Zuletzt aktualisiert am 1. Februar 2024
Inhalt des Artikels
Mein wichtigster Lauf seit zwei Jahren
Am 9. April bin ich den St. Louis Halbmarathon gelaufen – insgesamt mein dritter Halbmarathon, aber der erste seit über zwei Jahren, und deshalb hat es sich eigentlich angefühlt wie der allererste überhaupt.
Das war kein leichter, dafür ein umso wichtiger Lauf für mich.

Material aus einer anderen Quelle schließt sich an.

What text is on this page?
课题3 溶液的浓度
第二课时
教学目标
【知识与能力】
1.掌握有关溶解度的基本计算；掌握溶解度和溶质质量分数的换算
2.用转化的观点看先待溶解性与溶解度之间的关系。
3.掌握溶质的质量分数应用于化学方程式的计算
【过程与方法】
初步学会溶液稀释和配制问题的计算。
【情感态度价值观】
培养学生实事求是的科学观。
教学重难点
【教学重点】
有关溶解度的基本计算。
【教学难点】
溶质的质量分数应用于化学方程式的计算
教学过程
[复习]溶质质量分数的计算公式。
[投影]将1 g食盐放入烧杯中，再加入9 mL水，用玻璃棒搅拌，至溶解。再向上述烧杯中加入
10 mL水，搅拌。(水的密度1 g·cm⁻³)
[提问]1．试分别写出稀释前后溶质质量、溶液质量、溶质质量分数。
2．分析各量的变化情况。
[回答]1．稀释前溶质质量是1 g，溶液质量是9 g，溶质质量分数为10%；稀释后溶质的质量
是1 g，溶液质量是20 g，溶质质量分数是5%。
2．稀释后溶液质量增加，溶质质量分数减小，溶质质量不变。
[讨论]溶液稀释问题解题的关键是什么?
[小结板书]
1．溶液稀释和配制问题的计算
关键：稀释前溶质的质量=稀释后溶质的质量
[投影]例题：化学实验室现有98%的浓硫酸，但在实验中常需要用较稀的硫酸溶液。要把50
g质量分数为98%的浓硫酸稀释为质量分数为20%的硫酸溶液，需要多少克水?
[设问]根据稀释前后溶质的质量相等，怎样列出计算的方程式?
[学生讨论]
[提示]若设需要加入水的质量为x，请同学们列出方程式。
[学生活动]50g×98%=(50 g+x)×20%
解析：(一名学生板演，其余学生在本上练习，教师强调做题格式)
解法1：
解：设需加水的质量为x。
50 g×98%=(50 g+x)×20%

Wer meine Vorgeschichte voller Verletzungen, Tiefs und Motivationsproblemen kennt, kann sich vorstellen, wie stolz und glücklich ich bin, dass ich die 21 Kilometer in St. Louis geschafft habe. Diese Medaille habe ich mir wirklich hart erarbeitet!
Aber erstmal von vorne: Warum überhaupt St. Louis? Private Gründe führten mich in die Stadt am Mississippi: mein Freund ist dort geboren, seine Eltern leben immer noch dort. Genauso wie Nelly, Karlie Kloss und leider nicht mehr Chuck Berry, denn der hat kurz vor unserer Ankunft das Zeitliche gesegnet. Das Datum unseres Besuchs haben wir bewusst so gewählt, dass wir am Halbmarathon teilnehmen können.
St. Louis (Halb-)Marathon – Fakten & Zahlen

Der Halbmarathon ist in das große Laufevent GO! St. Luis eingebettet, das insgesamt 11 verschiedene Wettbewerbe umfasst. Dazu gehören neben dem HM ein voller Marathon, eine Marathonstaffel, ein 7K sowie 5K und noch einige andere Läufe. Insgesamt 25.000 Läufer, Walker und Rollstuhlfahrer/Handbiker verteilen sich auf zwei Tage, an denen die unterschiedlichen Rennen stattfinden.
St. Louis Halbmarathon – Die Strecke

Start und Ende des Halbmarathons war St. Louis Downtown, direkt an der größten Sehenswürdigkeit der Stadt, dem St. Louis Arch. Wegen des großen, prägnanten Bogens (in dem man übrigens auch hochfahren kann um Missouri und Illinois von oben anzugucken) wird St. Louis auch „Arch City“ genannt. In diesem Jahr wurde die Streckenführung neu ausgerichtet, was zur Folge hatte, dass die meisten Hügel am Anfang und nicht am Ende des Halbmarathons waren. Und lasst Euch versichern, Hügel waren einige dabei! Die erste Steigung kam sogar schon während der ersten Meile. Denn, was in der Theorie eine super Idee ist (eine Brückenüberquerung über den Mississippi, also im Laufschritt von Missouri nach Illinois), geht in der Praxis ganz schön in die Beine. Von Downton ging es also rüber in den Nachbarstaat, dort, wo das berühmt-berüchtigte East Saint Louis liegt. Der Vater meines Freundes schwelgt noch in Erinnerungen aus den guten alten Zeiten. Denn wenn in Missouri längst Sperrstunde war, ging man einfach über den Fluss. Dort konnte man weiter trinken und feiern – und bei einer Stripshow oder anderen Vergnügungen die Nacht zum Tag werden lassen. Von damals zeugen nur noch ein paar alte Gebäude und Schilder. Heute gleicht das einstige Partyviertel einer Geisterstadt und wie ich gehört habe, gilt die Gegend als No-Go-Area. Ein Blick in die Lokalnachrichten genügt, um diesen Eindruck zu bestätigen. Durch East Saint Louis zu laufen war dennoch etwas ganz besonderes, man konnte den Geist der alten Zeit tatsächlich noch spüren.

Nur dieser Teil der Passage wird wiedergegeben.